His papers had gone on coming, turning up each morning like an abandoned dog looking for its owner. It was the only real “clue”. In this alone could one feel that Henry had sacrificed something: last week’s news whimpering at the door. These were his roots in London: his morning story of the world, a look at the autumn books — to have given them up he must have found something else more compelling. And perhaps too that was sufficient reason for leaving a country — having no one to stop the papers; that could be happiness for a man who had seen too much of the world — finding a place where one didn’t need them.

* * *

“You’ll be pretty much on your own of course. Except for Cherry and Usher. We haven’t got an Ambassador in Cairo any more,” Williams had said the next day.

“Cherry? Is he at the Embassy now?”

Cherry was an Irish teacher I’d known in Cairo ten years before. It seemed unlikely that he’d graduated from the mission school in Heliopolis to the Residency by the Nile.

“No, he’s not at the Embassy, Just a stringer. He’s been told simply that you’re taking over from Edwards, setting up the new circle there. That’s all. Don’t trust him with anything else except helping you make contacts. He’s good at that, knows everyone, married to an elderly French woman, the widow of one of their Embassy people out there who took a fancy to his blarney.”

I’d gone with a tape recorder. Williams had suggested it as if Egypt were still in some sort of dangerous revolutionary turmoil and one couldn’t go there quite openly as a tourist. It was a cover we sometimes used — those of us who could ask presentable questions anyway. I was doing a radio programme, an article, a book — it didn’t matter.

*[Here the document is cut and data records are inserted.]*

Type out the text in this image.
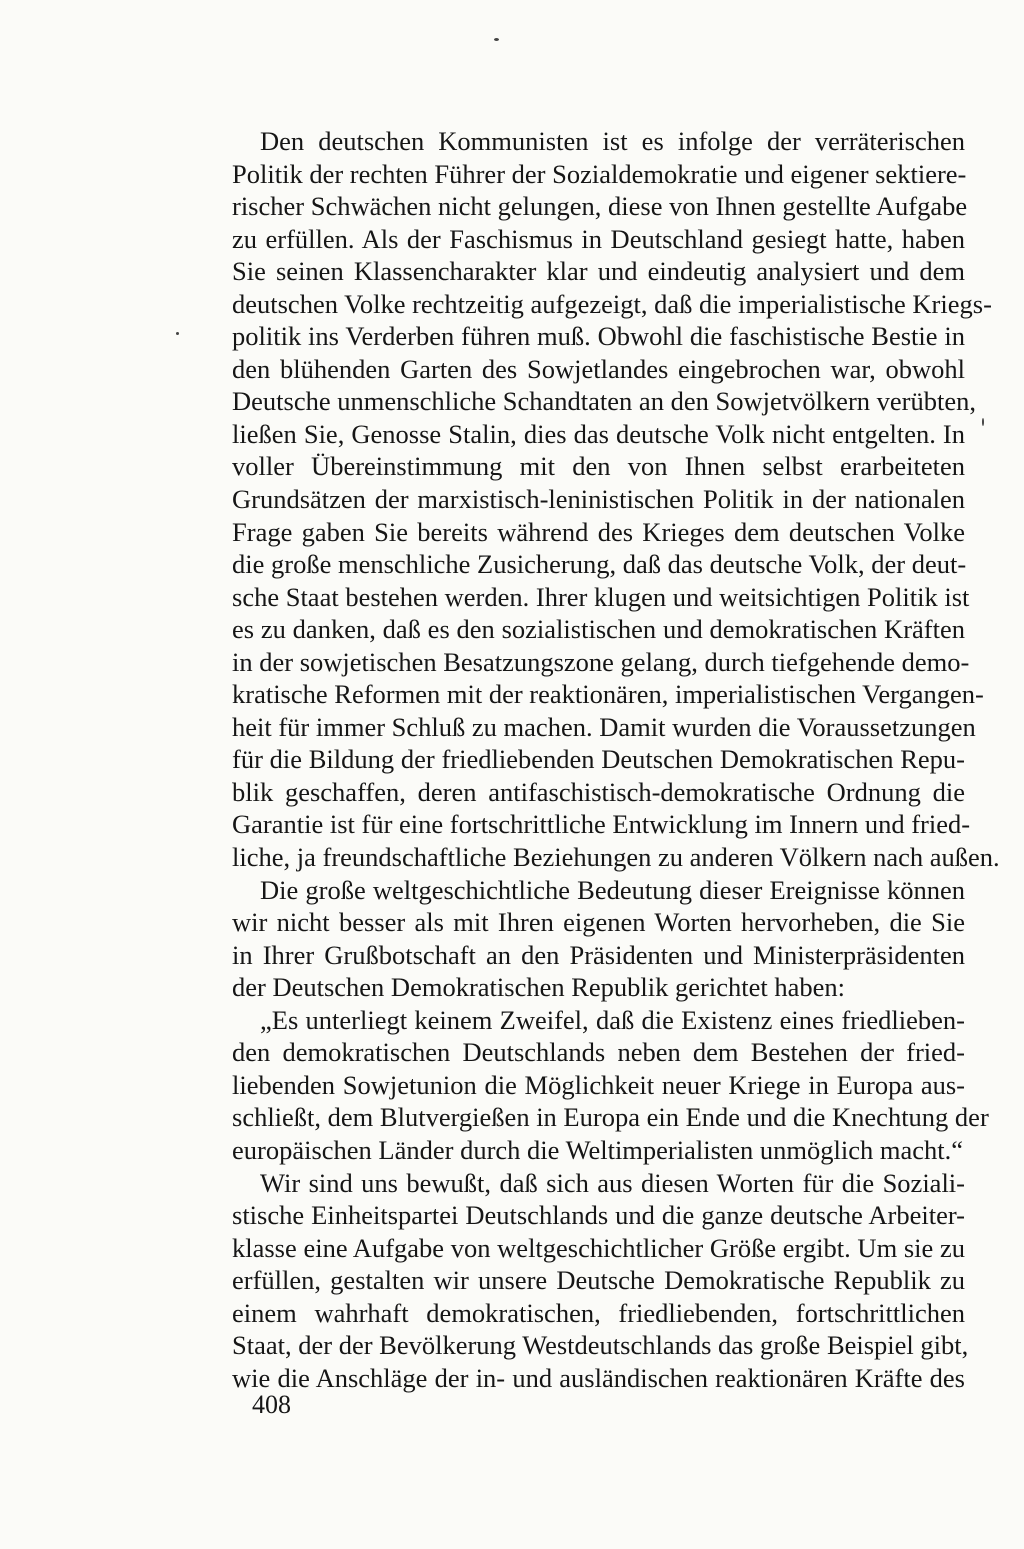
Den deutschen Kommunisten ist es infolge der verräterischen
Politik der rechten Führer der Sozialdemokratie und eigener sektiere-
rischer Schwächen nicht gelungen, diese von Ihnen gestellte Aufgabe
zu erfüllen. Als der Faschismus in Deutschland gesiegt hatte, haben
Sie seinen Klassencharakter klar und eindeutig analysiert und dem
deutschen Volke rechtzeitig aufgezeigt, daß die imperialistische Kriegs-
politik ins Verderben führen muß. Obwohl die faschistische Bestie in
den blühenden Garten des Sowjetlandes eingebrochen war, obwohl
Deutsche unmenschliche Schandtaten an den Sowjetvölkern verübten,
ließen Sie, Genosse Stalin, dies das deutsche Volk nicht entgelten. In
voller Übereinstimmung mit den von Ihnen selbst erarbeiteten
Grundsätzen der marxistisch-leninistischen Politik in der nationalen
Frage gaben Sie bereits während des Krieges dem deutschen Volke
die große menschliche Zusicherung, daß das deutsche Volk, der deut-
sche Staat bestehen werden. Ihrer klugen und weitsichtigen Politik ist
es zu danken, daß es den sozialistischen und demokratischen Kräften
in der sowjetischen Besatzungszone gelang, durch tiefgehende demo-
kratische Reformen mit der reaktionären, imperialistischen Vergangen-
heit für immer Schluß zu machen. Damit wurden die Voraussetzungen
für die Bildung der friedliebenden Deutschen Demokratischen Repu-
blik geschaffen, deren antifaschistisch-demokratische Ordnung die
Garantie ist für eine fortschrittliche Entwicklung im Innern und fried-
liche, ja freundschaftliche Beziehungen zu anderen Völkern nach außen.
Die große weltgeschichtliche Bedeutung dieser Ereignisse können
wir nicht besser als mit Ihren eigenen Worten hervorheben, die Sie
in Ihrer Grußbotschaft an den Präsidenten und Ministerpräsidenten
der Deutschen Demokratischen Republik gerichtet haben:
„Es unterliegt keinem Zweifel, daß die Existenz eines friedlieben-
den demokratischen Deutschlands neben dem Bestehen der fried-
liebenden Sowjetunion die Möglichkeit neuer Kriege in Europa aus-
schließt, dem Blutvergießen in Europa ein Ende und die Knechtung der
europäischen Länder durch die Weltimperialisten unmöglich macht.“
Wir sind uns bewußt, daß sich aus diesen Worten für die Soziali-
stische Einheitspartei Deutschlands und die ganze deutsche Arbeiter-
klasse eine Aufgabe von weltgeschichtlicher Größe ergibt. Um sie zu
erfüllen, gestalten wir unsere Deutsche Demokratische Republik zu
einem wahrhaft demokratischen, friedliebenden, fortschrittlichen
Staat, der der Bevölkerung Westdeutschlands das große Beispiel gibt,
wie die Anschläge der in- und ausländischen reaktionären Kräfte des
408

It was no good anticipating a long stint lurking around the back streets with dark glasses; even Williams had seen that.

“Keep us informed,” he said. “You know the routine in Cairo, it’s still the same — through the council library, next to the Embassy. They’ll be expecting you. Got your passport, visa, money — your tickets?”

Williams had seen me off with all the careful zeal of an undertaker. He’d even offered me a warm gin and tonic from his private cabinet

“Cheers,” he’d said, with the genuine release of a man thankfully at the end of a meeting with a wretched visitor, and I’d taken a taxi straight to the airport.

* * *

We’d crossed the Alps, the small green valleys at the bottom of the great shafts of rocks and snow — glittering in the afternoon light like a pre-war travel poster, a promise of things never done: a winter holiday, learning to ski, hot chocolate in the sudden dark and the journey homeward from Basle in time for the New Year; something from an age when one didn’t have to go beyond the Balkans with Ambler for adventure.

I’d fallen asleep without finishing the tiny bottle of burgundy which had come with my dinner. I dreamt I’d fallen through the ice on the lake at home as a child, looking for a fountain pen I’d lost there the previous summer holiday — something precious I’d been given for my birthday — and only finding the top of it in the dark cold water. “But you only lost the top of it, stupid,” someone shouted angrily from the shore. And then, of course, I was trying vainly to struggle up again through the ice.